When I was in primary school, in Mutare, Zimbabwe, a fairly large dam was being build in our province, Manicaland. Osbourne Dam, on the Odzi River, was built by the Italian firm Salini Costuttori SpA. Osbourne Dam supplies water to irrigation schemes in Chimanimani and Chipinge districts. Back then in my junior school days in the early 1990s, I would ask my older brothers why the design did not include some small hydroelectric power plant? I thought surely the project managers could add a 10 MW plant or something and contribute a quite a bit to the grid.
Another large dam has been built since then, this time in Masvingo Province. The Tokwe Mukosi Dam in Masvingo province is now the country’s largest inland dam. The good news is that there is also a proposed 12 MW power plant due to be installed at Tokwe Mukosi. Some other small hydropower plants have also come up around the country, such as Nyangani Renewable Energy’s 15 MW Pungwe B plant. These small renewable plants contribute some much needed clean electricity to Zimbabwe’s severely constrained energy grid. We need more of these plants around the country wherever projects can be found to be viable. It is not always easy going though, and there are some bumps along road, such as the recent currency dispute between the utility company and an independent power producer.
Kenya’s impressive renewable energy generation statistics got me thinking about how Zimbabwe can also step up its game on the renewables front. Renewables provided 92.3% of Kenya’s electricity generation in 2020! In Q3 of 2021, of the 2,203 GWh from the Zimbabwe Power Company, Kariba Hydro Power Station contributed 64% of the total energy production.
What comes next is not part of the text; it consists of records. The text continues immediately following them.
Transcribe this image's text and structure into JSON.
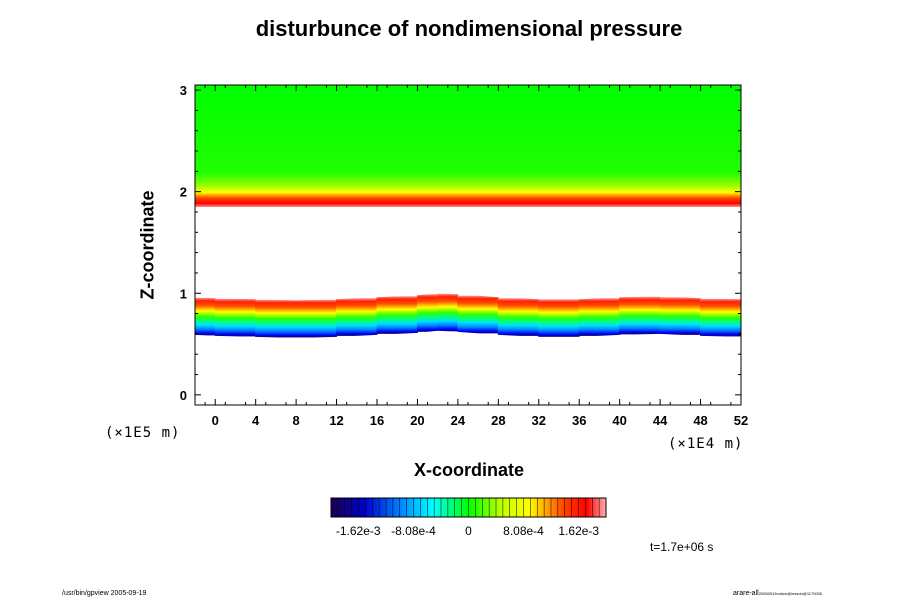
{
  "chart_data": {
    "type": "heatmap",
    "title": "disturbunce of nondimensional pressure",
    "xlabel": "X-coordinate",
    "ylabel": "Z-coordinate",
    "x_unit": "(×1E4 m)",
    "y_unit": "(×1E5 m)",
    "xlim": [
      -2,
      52
    ],
    "ylim": [
      -0.1,
      3.05
    ],
    "x_ticks": [
      "0",
      "4",
      "8",
      "12",
      "16",
      "20",
      "24",
      "28",
      "32",
      "36",
      "40",
      "44",
      "48",
      "52"
    ],
    "y_ticks": [
      "0",
      "1",
      "2",
      "3"
    ],
    "colorbar": {
      "ticks": [
        "-1.62e-3",
        "-8.08e-4",
        "0",
        "8.08e-4",
        "1.62e-3"
      ],
      "min": -0.00202,
      "max": 0.00202
    },
    "upper_layer": {
      "z_bottom": 1.85,
      "z_top": 3.05,
      "value_at_bottom": 0.00162,
      "value_above_transition": 0.0,
      "note_transition_depth": 0.25
    },
    "lower_layer": {
      "x": [
        -2,
        0,
        4,
        8,
        12,
        16,
        20,
        22,
        24,
        28,
        32,
        36,
        40,
        44,
        48,
        52
      ],
      "z_top": [
        0.96,
        0.95,
        0.94,
        0.93,
        0.94,
        0.96,
        0.98,
        1.0,
        0.99,
        0.96,
        0.94,
        0.94,
        0.96,
        0.97,
        0.95,
        0.94
      ],
      "thickness": 0.37,
      "value_at_top": 0.00162,
      "value_at_bottom": -0.00162
    },
    "annotation": "t=1.7e+06 s"
  },
  "footer": {
    "left": "/usr/bin/gpview 2005-09-19",
    "right": "arare-all",
    "right_sub": "20050919notice@lesson@1170000"
  }
}
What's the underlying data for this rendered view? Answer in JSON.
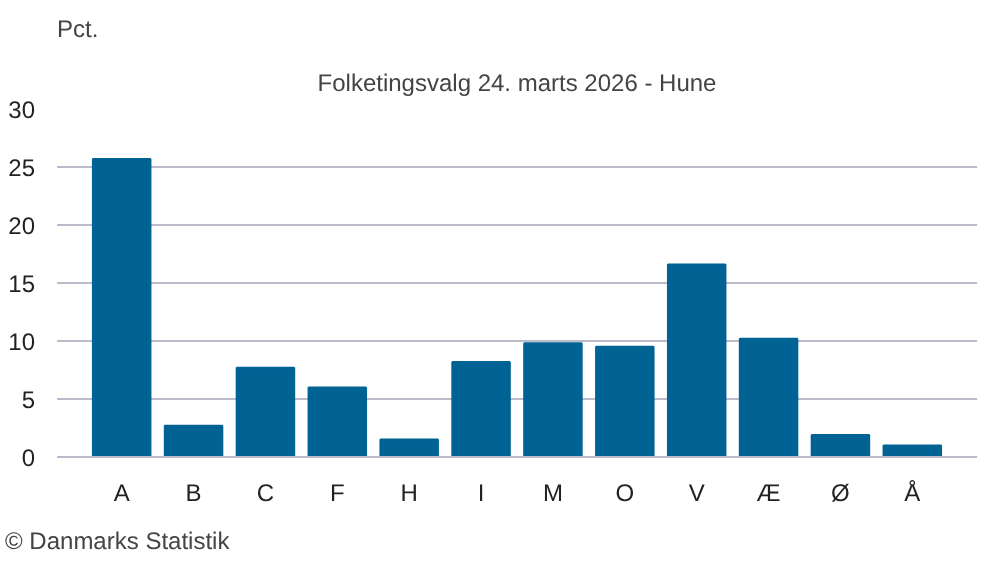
{
  "chart_data": {
    "type": "bar",
    "title": "Folketingsvalg 24. marts 2026 - Hune",
    "ylabel": "Pct.",
    "categories": [
      "A",
      "B",
      "C",
      "F",
      "H",
      "I",
      "M",
      "O",
      "V",
      "Æ",
      "Ø",
      "Å"
    ],
    "values": [
      25.7,
      2.7,
      7.7,
      6.0,
      1.5,
      8.2,
      9.8,
      9.5,
      16.6,
      10.2,
      1.9,
      1.0
    ],
    "color": "#006394",
    "ylim": [
      0,
      30
    ],
    "yticks": [
      0,
      5,
      10,
      15,
      20,
      25,
      30
    ],
    "grid": "y",
    "annotations": [
      "© Danmarks Statistik"
    ]
  }
}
Hwange Coal Power Station supplied 33% and the small coal power plants contributed 3%.
The share of clean electricity will go down quite a bit next year once the new units at the new 600 MW coal power plant in Hwange come online. Zimbabwe has small thermal power plants in Bulawayo, Harare and Munyati, that are not doing to well as seen below:
These plants were built in the 1940s. Although some refurbishments have been carried out over the years to try to boost their output, they are all still struggling. There could be an opportunity to decommission Zimbabwe’s ailing small coal power plants and repurpose them. Perhaps install some utility-scale storage at those three sites. Maybe some 40 MW/ 120 MWh Megapacks or something at each of those sites to store power during the off peak times and discharge as needed to support the grid. They could add some solar as well, say at Munyati for example, if the space allows.
I haven’t seen Zimbabwe’s presentation at COP26, but it seemed like a good opportunity to pitch this kind of thing. South Africa recently announced an $8.5 billion deal at COP26 to decommission and repurpose some of its coal plants and roll out renewable energy. This will be done through a partnership with the governments of France, Germany, the United Kingdom, and the United States, as well as the European Union, to support a just transition to a low carbon economy and a climate resilient society in South Africa.
Initiatives to add more small hydro plants or small-scale utility solar plants to compliment the larger Kariba Hydro power station need to be accelerated. These small plants are much cheaper to build and can add more capacity to the system fairly quickly as compared to large centralized plants. There has been talk of proposed refurbishments at these small thermal power plants. $70 million upgrades have been proposed for Harare power station, for example. An $87 million line of credit from the Government of India to add 60MW at Bulawayo has also been looked at. With the new 600 MW coal plant at Hwange already under construction and coming online next year, there is surely no need for more coal power plants. The Harare coal plant today was hovering at around only 13 MW from the installed 80 MW. It may be cheaper to get this 13 MW from a small hydro or small utility-scale solar. Due to the current electricity generation constraints at the country’s aging power plants, the power company implements power rationing cycles, known as load shedding. The industrial and mining sectors have traditionally been the largest consumers of electricity as shown below:
Accelerating the adoption of rooftop solar plants at these campuses could relieve pressure on the grid during the day. Each of these small thermals are producing less than 15 MW. So, 30 or so 1 MWp rooftop plants in each of these locations could really help during the day to relieve pressure during the day. This would be a better proposition than continuing to nurse the aging small thermal plants.
Zimbabwe has an installed electricity generation capacity of about 2,300 MW. Current demand peaks at around 1,800 MW in the winter months. Peak demand is slightly lower during the rest of the year at around 1,500 MW. During the night from 10pm to 5am, demand drops to below 900 MW. It is really the daytime load that urgently needs a ramp-up in generation to meet the demand.
The new 600 MW coal plant at Hwange, which is an extension of the current 920 MW plant, is a joint venture between Sino Hydro and ZPC. With China recently announcing that it will stop funding overseas coal projects, it could mean it will become very difficult to fund the refurbishments at the small coal plants in the near future. The African Development Bank also announced that it will stop funding coal projects. Now is the time to sell a good story about shutting down old coal plants and transitioning to renewables. South Africa is doing this quite well. Let’s hope Zimbabwe gets in on this.